Additionally, another successful strategy was the use of dipping sauces. Currently, Reed prefers on his plate ketchup, honey mustard, and sweet and sour sauce. Yes, all three dips; however, he will now eat chicken, fish, beef, and pork, as long as he has his dips. Reed will also eat many vegetables with strictly red wine vinegar. I know it sounds strange, but Alisha gave me the encouragement to try these very strange dips and combinations, which all paid off because Reed eats it all! Through feeding therapy, Alisha taught me that it was ok for food combinations not to fit normal standards, because Reed was eating foods leading to a healthy balanced diet, which bottom line was most important.

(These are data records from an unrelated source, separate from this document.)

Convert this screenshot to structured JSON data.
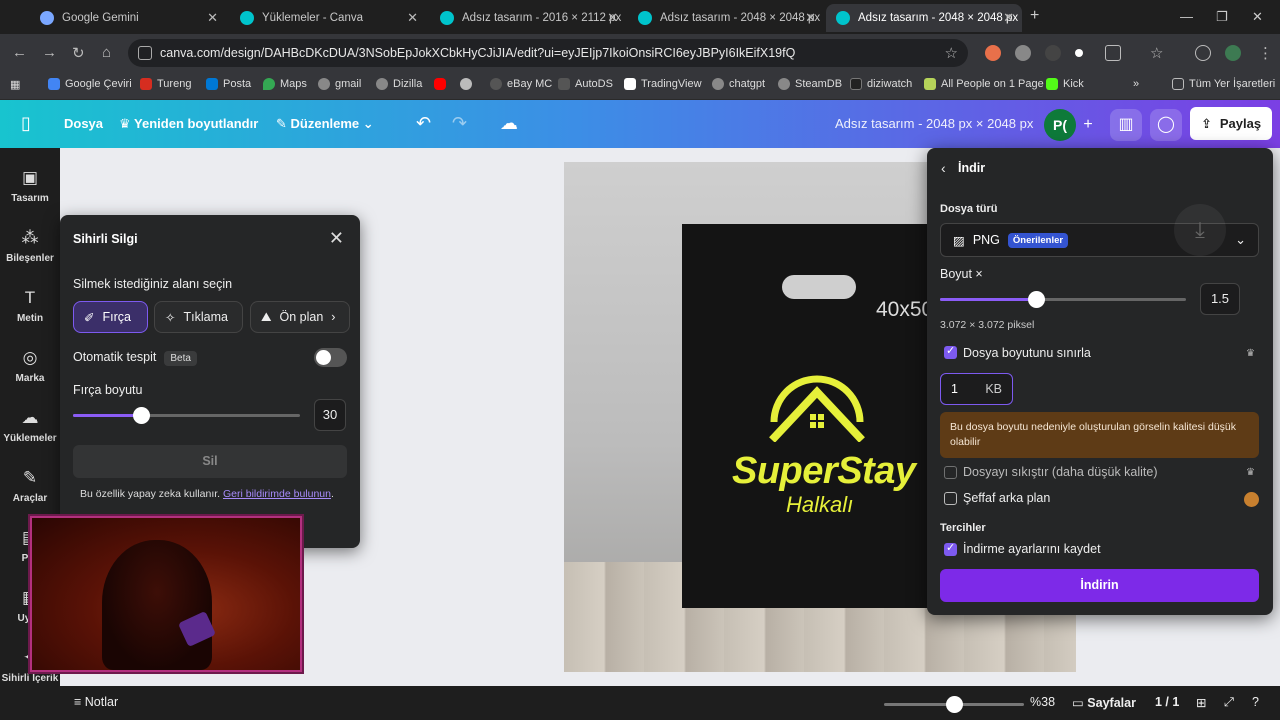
{
  "browser": {
    "tabs": [
      {
        "title": "Google Gemini",
        "color": "#7aa7ff"
      },
      {
        "title": "Yüklemeler - Canva",
        "color": "#00c4cc"
      },
      {
        "title": "Adsız tasarım - 2016 × 2112 px",
        "color": "#00c4cc"
      },
      {
        "title": "Adsız tasarım - 2048 × 2048 px",
        "color": "#00c4cc"
      },
      {
        "title": "Adsız tasarım - 2048 × 2048 px",
        "color": "#00c4cc"
      }
    ],
    "new_tab": "+",
    "url": "canva.com/design/DAHBcDKcDUA/3NSobEpJokXCbkHyCJiJIA/edit?ui=eyJEIjp7IkoiOnsiRCI6eyJBPyI6IkEifX19fQ",
    "bookmarks": [
      {
        "label": "Google Çeviri",
        "color": "#4285f4"
      },
      {
        "label": "Tureng",
        "color": "#d62d20"
      },
      {
        "label": "Posta",
        "color": "#0078d4"
      },
      {
        "label": "Maps",
        "color": "#34a853"
      },
      {
        "label": "gmail",
        "color": "#888888"
      },
      {
        "label": "Dizilla",
        "color": "#888888"
      },
      {
        "label": "eBay MC",
        "color": "#555555"
      },
      {
        "label": "AutoDS",
        "color": "#555555"
      },
      {
        "label": "TradingView",
        "color": "#ffffff"
      },
      {
        "label": "chatgpt",
        "color": "#888888"
      },
      {
        "label": "SteamDB",
        "color": "#888888"
      },
      {
        "label": "diziwatch",
        "color": "#222222"
      },
      {
        "label": "All People on 1 Page",
        "color": "#b6d45a"
      },
      {
        "label": "Kick",
        "color": "#53fc18"
      }
    ],
    "all_bookmarks": "Tüm Yer İşaretleri"
  },
  "canva": {
    "menu": {
      "file": "Dosya",
      "resize": "Yeniden boyutlandır",
      "edit": "Düzenleme"
    },
    "design_title": "Adsız tasarım - 2048 px × 2048 px",
    "avatar": "P(",
    "share": "Paylaş"
  },
  "rail": [
    {
      "label": "Tasarım",
      "icon": "layout-icon"
    },
    {
      "label": "Bileşenler",
      "icon": "elements-icon"
    },
    {
      "label": "Metin",
      "icon": "text-icon"
    },
    {
      "label": "Marka",
      "icon": "brand-icon"
    },
    {
      "label": "Yüklemeler",
      "icon": "upload-icon"
    },
    {
      "label": "Araçlar",
      "icon": "draw-icon"
    },
    {
      "label": "Pro",
      "icon": "projects-icon"
    },
    {
      "label": "Uygu",
      "icon": "apps-icon"
    },
    {
      "label": "Sihirli İçerik",
      "icon": "magic-media-icon"
    }
  ],
  "artboard": {
    "size_text": "40x50",
    "brand": "SuperStay",
    "sub": "Halkalı",
    "logo_color": "#e6f03a"
  },
  "eraser": {
    "title": "Sihirli Silgi",
    "select_area": "Silmek istediğiniz alanı seçin",
    "chips": [
      "Fırça",
      "Tıklama",
      "Ön plan"
    ],
    "auto_detect": "Otomatik tespit",
    "beta": "Beta",
    "brush_size_label": "Fırça boyutu",
    "brush_size": "30",
    "brush_size_value": 30,
    "brush_size_max": 100,
    "erase_button": "Sil",
    "note": "Bu özellik yapay zeka kullanır.",
    "feedback": "Geri bildirimde bulunun"
  },
  "download": {
    "back_title": "İndir",
    "file_type_label": "Dosya türü",
    "file_type": "PNG",
    "recommended": "Önerilenler",
    "size_label": "Boyut ×",
    "size_value": "1.5",
    "size_fraction": 0.39,
    "pixels": "3.072 × 3.072 piksel",
    "limit_size": "Dosya boyutunu sınırla",
    "limit_size_checked": true,
    "kb_value": "1",
    "kb_unit": "KB",
    "warning": "Bu dosya boyutu nedeniyle oluşturulan görselin kalitesi düşük olabilir",
    "compress": "Dosyayı sıkıştır (daha düşük kalite)",
    "transparent": "Şeffaf arka plan",
    "preferences": "Tercihler",
    "save_settings": "İndirme ayarlarını kaydet",
    "save_settings_checked": true,
    "download_button": "İndirin"
  },
  "footer": {
    "notes": "Notlar",
    "zoom": "%38",
    "zoom_fraction": 0.5,
    "pages": "Sayfalar",
    "page_count": "1 / 1"
  },
  "colors": {
    "accent": "#7d2ae8",
    "header_start": "#18c4cf",
    "header_end": "#7b3fe4"
  }
}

I truly do not know what I would have done without the guidance and support of Alisha. There were so many times I wanted to cry or give up, but Alisha was always there to offer support and help. Alisha taught me about consistency and to try things repeatedly, and I mean repeatedly, and to see the success. To this day, I go back to some of the very first strategies she taught me to encourage Reed to eat new foods and they are still working. I still do sensory activities on a weekly basis, especially if I see some old scared faces reappearing from Reed. Even though Reed is growing older, the strategies being used consistently are not old at all. Looking back as a parent, seeking help and therapy for my child was one of the best things I did not only for my son, but our whole family because meal time is now a wonderful time as family instead of being a stressful daily experience. Alisha’s therapy was truly a blessing to our whole family, but most of all to Reed!
If you are looking for help for you child that has feeding difficulties. You have several options that you can explore:
State early intervention services (Must be a US citizen). Every state is required to provide a free in home evaluation to children 0-3 years old. Subsequent services are unique to your state. Click though here to for more information.
Outpatient services are available in most areas throughout the country through local children’s hospitals or private clinics. These services are typically provided by OT’s like myself or speech therapists. To find services in your area, Google, “Feeding therapy (name of your town/city)”. Don’t hesitate to call around and ask what type of therapy the clinic uses.